First off I was impressed that they had the vendors and amounts right even though I did no pre-setup at all.
Receipts
The scanned receipts come out clear and you can click on each receipt to see the details associated with it. For me, it pre-populated the Vendor, Date, and Total amount. You can click to edit the tax, shipping/handling, currency, and itemize the receipt if you want.
Once you have your receipts how you want them, you can send them to Quicken, Excel, Quickbooks, MYOB, Outright, or Evernote. You can also create an invoice from them with Freshbooks, which is handy if you are someone that has to bill your expenses.
Business Cards
Again, the scanning was very clear on both the front and back of the card. The name, title, company, email, and phone numbers were pre-populated. For one of the cards, it populated the city, country, and postal code but not the actual street address.
At first I thought this was a Shoeboxed error, but then I realized that there is a setting for business cards to “Collect street address from my business cards” which I did not check. My bad!
There’s an option to export the cards to Evernote which is handy.
Documents
As you might have seen in an earlier screenshot, the Documents menu has a “Beta” tag, so it is a bit of a work in progress.
Anything that you send them that is not a receipt or a business card will go into the Documents section. All the documents that I sent them appeared with titles and, as a nice touch, the date was the date in the document, not the date that they scanned it (even for the handwritten document).
All of the documents were scanned well, although they were greyscale. The blue and green paper showed up as grey. Not a big deal but just something to be aware of.
For each document you can edit the title and date and add notes.
One document that I sent in was multi-sheet, and it appeared in Shoeboxed as two separate documents. I am not sure if they would have put them together if I had paper clipped them. Fortunately, they thought of this and have an easy “Merge Documents” feature to put things back together.
Unfortunately you can’t yet export documents to Evernote. Hopefully that will be coming soon.
Shopping Inbox
If you’d like, you can have stores such as Amazon send your receipts and ads to your Shoeboxed email address and they will appear in your “Shopping Inbox” section. Then if any of the emails are receipts, you can mark it and they will extract the receipt data. For some, it will automatically do so. As I was typing this I forwarded an Apple Store email to my Shoeboxed address, and before I was finished the post I had a new receipt in the system all properly tagged. Pretty cool.
Getting Your Stuff Back
If you want to have your paper receipts and documents mailed back to you, you’ll need to subscribe to either the Classic or Business plan. In all cases, you have the option to tell them to shred your documents for you.
Getting Data Out
Those of you who have read DocumentSnap for a while know that I am big on being able to get your data out if you are using a web service.

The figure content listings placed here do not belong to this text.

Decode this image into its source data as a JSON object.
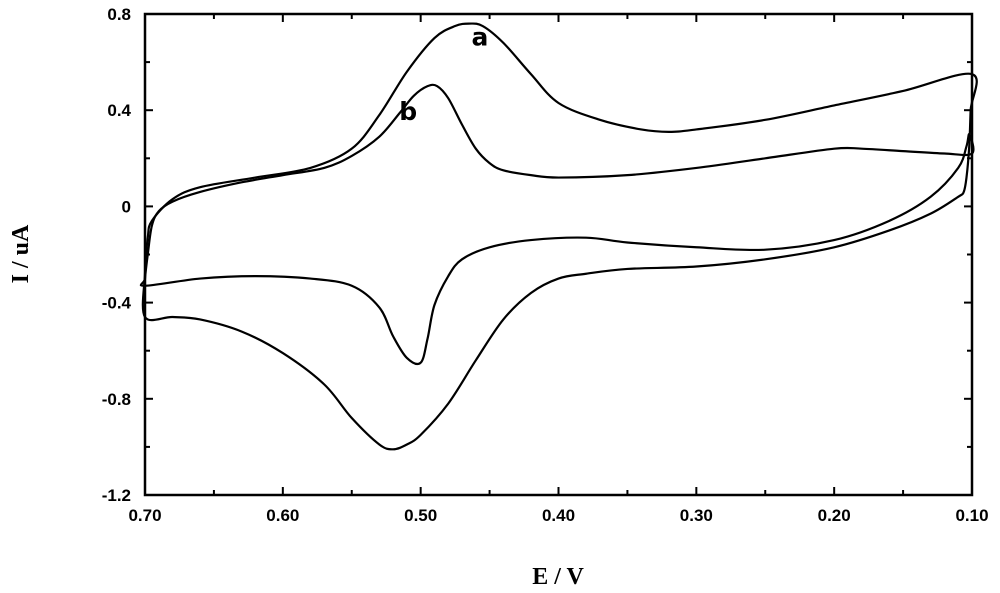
{
  "chart_data": {
    "type": "line",
    "title": "",
    "xlabel": "E / V",
    "ylabel": "I / uA",
    "xlim": [
      0.7,
      0.1
    ],
    "ylim": [
      -1.2,
      0.8
    ],
    "x_reversed": true,
    "grid": false,
    "xticks": [
      0.7,
      0.6,
      0.5,
      0.4,
      0.3,
      0.2,
      0.1
    ],
    "xtick_labels": [
      "0.70",
      "0.60",
      "0.50",
      "0.40",
      "0.30",
      "0.20",
      "0.10"
    ],
    "yticks": [
      0.8,
      0.4,
      0,
      -0.4,
      -0.8,
      -1.2
    ],
    "ytick_labels": [
      "0.8",
      "0.4",
      "0",
      "-0.4",
      "-0.8",
      "-1.2"
    ],
    "annotations": [
      {
        "text": "a",
        "x": 0.457,
        "y": 0.67
      },
      {
        "text": "b",
        "x": 0.509,
        "y": 0.36
      }
    ],
    "series": [
      {
        "label": "a",
        "x": [
          0.7,
          0.698,
          0.695,
          0.68,
          0.66,
          0.62,
          0.58,
          0.55,
          0.53,
          0.51,
          0.49,
          0.475,
          0.465,
          0.455,
          0.44,
          0.42,
          0.4,
          0.37,
          0.34,
          0.32,
          0.3,
          0.25,
          0.2,
          0.15,
          0.1,
          0.101,
          0.102,
          0.104,
          0.106,
          0.11,
          0.13,
          0.16,
          0.2,
          0.25,
          0.3,
          0.35,
          0.38,
          0.4,
          0.42,
          0.44,
          0.46,
          0.48,
          0.5,
          0.51,
          0.52,
          0.53,
          0.55,
          0.57,
          0.6,
          0.63,
          0.66,
          0.68,
          0.7
        ],
        "y": [
          -0.28,
          -0.13,
          -0.06,
          0.03,
          0.08,
          0.12,
          0.16,
          0.24,
          0.38,
          0.56,
          0.7,
          0.75,
          0.76,
          0.75,
          0.68,
          0.55,
          0.43,
          0.36,
          0.32,
          0.31,
          0.32,
          0.36,
          0.42,
          0.48,
          0.55,
          0.4,
          0.25,
          0.12,
          0.06,
          0.04,
          -0.03,
          -0.1,
          -0.17,
          -0.22,
          -0.25,
          -0.26,
          -0.28,
          -0.3,
          -0.36,
          -0.47,
          -0.64,
          -0.82,
          -0.95,
          -0.99,
          -1.01,
          -0.99,
          -0.88,
          -0.74,
          -0.61,
          -0.52,
          -0.47,
          -0.46,
          -0.46
        ]
      },
      {
        "label": "b",
        "x": [
          0.7,
          0.698,
          0.695,
          0.69,
          0.68,
          0.66,
          0.63,
          0.6,
          0.57,
          0.55,
          0.53,
          0.515,
          0.505,
          0.495,
          0.488,
          0.48,
          0.47,
          0.46,
          0.45,
          0.44,
          0.42,
          0.4,
          0.35,
          0.3,
          0.25,
          0.2,
          0.18,
          0.15,
          0.12,
          0.1,
          0.102,
          0.104,
          0.11,
          0.13,
          0.16,
          0.2,
          0.25,
          0.3,
          0.35,
          0.38,
          0.42,
          0.45,
          0.47,
          0.48,
          0.49,
          0.495,
          0.5,
          0.51,
          0.52,
          0.53,
          0.55,
          0.58,
          0.62,
          0.66,
          0.7
        ],
        "y": [
          -0.3,
          -0.2,
          -0.08,
          -0.02,
          0.02,
          0.06,
          0.1,
          0.13,
          0.16,
          0.21,
          0.29,
          0.39,
          0.46,
          0.5,
          0.5,
          0.45,
          0.34,
          0.24,
          0.18,
          0.15,
          0.13,
          0.12,
          0.13,
          0.16,
          0.2,
          0.24,
          0.24,
          0.23,
          0.22,
          0.22,
          0.3,
          0.25,
          0.16,
          0.04,
          -0.06,
          -0.14,
          -0.18,
          -0.17,
          -0.15,
          -0.13,
          -0.14,
          -0.17,
          -0.22,
          -0.29,
          -0.41,
          -0.55,
          -0.65,
          -0.63,
          -0.54,
          -0.42,
          -0.33,
          -0.3,
          -0.29,
          -0.3,
          -0.33
        ]
      }
    ]
  }
}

For receipts, you can export each individual receipt to PDF or Evernote. You can also group export a bunch of receipts to a number of different formats (that I outlined earlier), and choose to export all receipts or only certain categories.
For business cards, you can export your cards to Evernote, Constant Contact, Jigsaw, or to a CSV. I didn’t see a way to export a business card to a PDF, but maybe I am blind.
For documents, you can export each document as PDF. There isn’t yet a way (that I could see) to export all of your documents at once, but since Documents is still in Beta, I am sure that is coming.
All in all, I really like Shoeboxed. If you are someone who works with a lot of receipts or business cards, it is definitely something you want to check out. Give their free trial a whirl and see how you like it.
Do you have experience with Shoeboxed? Let us know in the comments how you like it.
Update: Shoeboxed has released a free iPhone app that acts as a business card scanner. It’s pretty slick.